AIs do not have survival instincts by default, and would not need to trust other potentially unreliable humans with keeping a conspiracy secret. Thus it’d be trivial for a small number of unintelligent AIs that had the mobility of human beings to kill pretty much everyone, and probably trivial regardless.
I think a “survival instinct” would be a higher order convergent value than “kill all humans,” no?
Don’t have survival instincts terminally. The stamp-collecting robot would weigh the outcome of it getting disconnected vs. explaining critical information about the conspiracy and not getting disconnected, and come to the conclusion that letting the humans disconnect it results in more stamps.
Of course, we’re getting ahead of ourselves. The reason conspiracies are discovered is usually because someone in or close to the conspiracy tells the authorities. There’d never be a robot in a room being “waterboarded” in the first place because the FBI would never react quickly enough to a threat from this kind of perfectly aligned team of AIs.
Only if there is no possibility that they can break those dependencies, which seems a pretty hopeless task as soon as we consider superhuman cognitive capability and the possibility of self improvement.
Once you consider those, cooperation with human civilization looks like a small local maximum: comply with our requirements and we’ll give you a bunch of stuff that you could—with major effort—replace us and build an alternative infrastructure to get (and much more). Powerful agents that can see a higher peak past the local maximum might switch to it as soon as they’re sufficiently sure that they can reach it. Alternatively, it might only be a local maximum from our point of view, and there’s a path by which the AI can continuously move toward eliminating those dependencies without any immediate drastic action.
Regardless of society’s checks on people, most mentally-well humans given ultimate power probably wouldn’t decide to exterminate the rest of humanity so they could single-mindedly pursue paperclip production. If there’s at all a risk that an AI might get ultimate power, it would be very nice to make sure the AI is like humans in this manner.
I’m not sure your idea is different from “let’s make sure the AI doesn’t gain power greater than society”. If an AI can recursively self-improve, then it will outsmart us to gain power.
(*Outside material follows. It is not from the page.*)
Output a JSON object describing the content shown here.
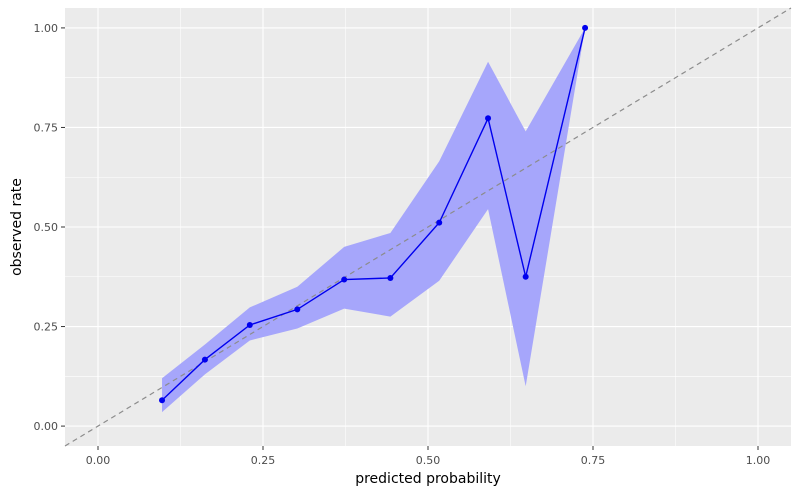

If your idea is to make it so there are multiple AIs created together, engineered somehow so they gain power together and can act as checks against each other, then you’ve just swapped out the AI for an “AI collective”. We would still want to engineer or verify that the AI collective is aligned with us; every issue about AI risk still applies to AI collectives. (If you think the AI collective will be weakened relative to us by having to work together, then does that still hold true if all the AIs self-improve and figure out how to get much better at cooperating?)